Understanding the Interaction Between Oligopeptide and Water in Aqueous Solution Using Temperature-Dependent Near-Infrared Spectroscopy

Abstract

Investigating the interaction between oligopeptide and water is essential for understanding the structure, dynamics and function of proteins. Temperature-dependent near-infrared (NIR) spectroscopy and independent component analysis (ICA) were employed to study the interaction between oligopeptide and water in aqueous solution. The NIR spectra of two homo-oligopeptides, penta-aspartic acid (D5) and penta-lysine (K5), in aqueous solution of different concentration were measured at different temperature (30–90 ℃). Independent component analysis was performed to extract the spectral information that changes with temperature. The independent components (ICs) representing the spectral information of NH and CH2 groups were obtained. Compared with D5, the two groups in K5 change significantly at higher temperature. The result may suggest that K5 has stronger interaction with water than D5. Moreover, three ICs that contain the spectral information of the water species with no (S0), one (S1), and two (S2) hydrogen-bonds were obtained. It was shown that the spectral intensity of S0 and S1 increases while that of S2 decreases with the temperature, and the changes of oligopeptide solutions are weaker than those of pure water.

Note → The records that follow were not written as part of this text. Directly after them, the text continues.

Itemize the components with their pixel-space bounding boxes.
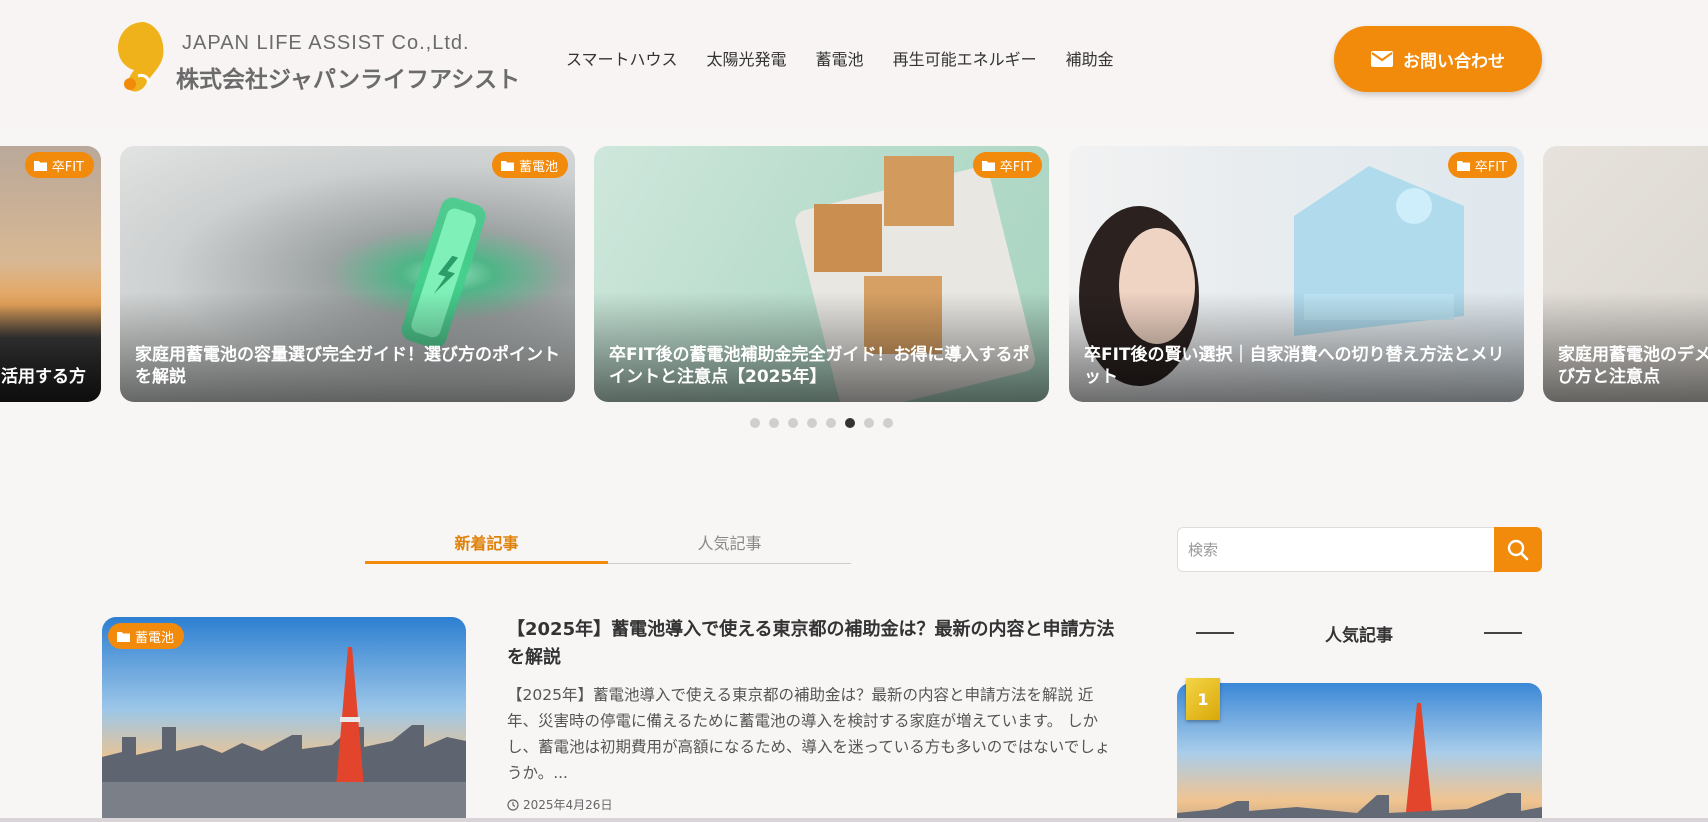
popular-article-thumbnail[interactable] (1177, 683, 1542, 822)
slider-card[interactable]: 卒FIT 卒FIT後の賢い選択｜自家消費への切り替え方法とメリット (1069, 146, 1524, 402)
heading-divider (1484, 632, 1522, 634)
slider-card[interactable]: 卒FIT 活用する方 (0, 146, 101, 402)
clock-icon (507, 798, 519, 811)
folder-icon (117, 631, 130, 642)
folder-icon (1456, 160, 1470, 171)
pagination-dot[interactable] (788, 418, 798, 428)
card-title: 活用する方 (1, 367, 86, 387)
folder-icon (500, 160, 514, 171)
category-badge[interactable]: 卒FIT (972, 152, 1042, 178)
article-thumbnail[interactable]: 蓄電池 (102, 617, 466, 822)
pagination-dot[interactable] (769, 418, 779, 428)
mail-icon (1371, 51, 1393, 67)
contact-button[interactable]: お問い合わせ (1334, 26, 1542, 92)
card-title: 家庭用蓄電池のデメ選び方と注意点 (1558, 345, 1708, 387)
article-title[interactable]: 【2025年】蓄電池導入で使える東京都の補助金は？最新の内容と申請方法を解説 (507, 616, 1117, 672)
pagination-dot[interactable] (883, 418, 893, 428)
logo-japanese: 株式会社ジャパンライフアシスト (176, 67, 521, 93)
pagination-dot-active[interactable] (845, 418, 855, 428)
rank-badge: 1 (1186, 678, 1220, 720)
site-header: JAPAN LIFE ASSIST Co.,Ltd. 株式会社ジャパンライフアシ… (0, 0, 1708, 126)
slider-card[interactable]: 家庭用蓄電池のデメ選び方と注意点 (1543, 146, 1708, 402)
featured-slider: 卒FIT 活用する方 蓄電池 家庭用蓄電池の容量選び完全ガイド！選び方のポイント… (0, 146, 1708, 402)
nav-subsidy[interactable]: 補助金 (1066, 46, 1114, 70)
bottom-border (0, 818, 1708, 822)
contact-label: お問い合わせ (1403, 51, 1505, 72)
card-title: 卒FIT後の蓄電池補助金完全ガイド！お得に導入するポイントと注意点【2025年】 (609, 345, 1030, 387)
tokyo-skyline-image-icon (1177, 683, 1542, 822)
main-nav: スマートハウス 太陽光発電 蓄電池 再生可能エネルギー 補助金 (566, 46, 1114, 70)
heading-text: 人気記事 (1325, 625, 1393, 646)
pagination-dot[interactable] (826, 418, 836, 428)
pagination-dot[interactable] (807, 418, 817, 428)
slider-card[interactable]: 蓄電池 家庭用蓄電池の容量選び完全ガイド！選び方のポイントを解説 (120, 146, 575, 402)
popular-articles-heading: 人気記事 (1196, 620, 1522, 646)
nav-renewable[interactable]: 再生可能エネルギー (893, 46, 1037, 70)
category-badge[interactable]: 卒FIT (1447, 152, 1517, 178)
article-tabs: 新着記事 人気記事 (365, 520, 851, 564)
nav-battery[interactable]: 蓄電池 (816, 46, 864, 70)
logo-mark-icon (118, 22, 164, 92)
nav-smarthouse[interactable]: スマートハウス (566, 46, 678, 70)
category-badge[interactable]: 蓄電池 (491, 152, 568, 178)
category-badge[interactable]: 蓄電池 (108, 623, 185, 649)
heading-divider (1196, 632, 1234, 634)
card-title: 卒FIT後の賢い選択｜自家消費への切り替え方法とメリット (1084, 345, 1505, 387)
article-excerpt: 【2025年】蓄電池導入で使える東京都の補助金は？最新の内容と申請方法を解説 近… (507, 686, 1111, 782)
tab-popular-articles[interactable]: 人気記事 (608, 520, 851, 563)
logo-english: JAPAN LIFE ASSIST Co.,Ltd. (182, 32, 470, 54)
pagination-dot[interactable] (864, 418, 874, 428)
folder-icon (33, 160, 47, 171)
folder-icon (981, 160, 995, 171)
site-logo[interactable]: JAPAN LIFE ASSIST Co.,Ltd. 株式会社ジャパンライフアシ… (116, 20, 520, 98)
pagination-dot[interactable] (750, 418, 760, 428)
slider-card[interactable]: 卒FIT 卒FIT後の蓄電池補助金完全ガイド！お得に導入するポイントと注意点【2… (594, 146, 1049, 402)
slider-pagination (750, 418, 893, 428)
nav-solar[interactable]: 太陽光発電 (707, 46, 787, 70)
search-icon (1507, 539, 1529, 560)
tab-new-articles[interactable]: 新着記事 (365, 520, 608, 564)
search-button[interactable] (1494, 527, 1542, 572)
search-input[interactable] (1177, 527, 1496, 572)
search-form (1177, 527, 1542, 572)
article-date: 2025年4月26日 (507, 796, 612, 813)
card-title: 家庭用蓄電池の容量選び完全ガイド！選び方のポイントを解説 (135, 345, 560, 387)
category-badge[interactable]: 卒FIT (24, 152, 94, 178)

The results indicate that water structure is sensitive to temperature and the oligopeptide in aqueous solution improves the thermal stability of the water species. When oligopeptide is added, the spectral intensity of S0 and S2 decreases and that of S1 increases for D5 solution, but the intensity of all the three species decreases for K5 solution. Furthermore, the concentration effect of K5 was found to be stronger than D5. The result may reveal that D5 combines with water molecule through forming one hydrogen bond but K5 interacts with water through a different way.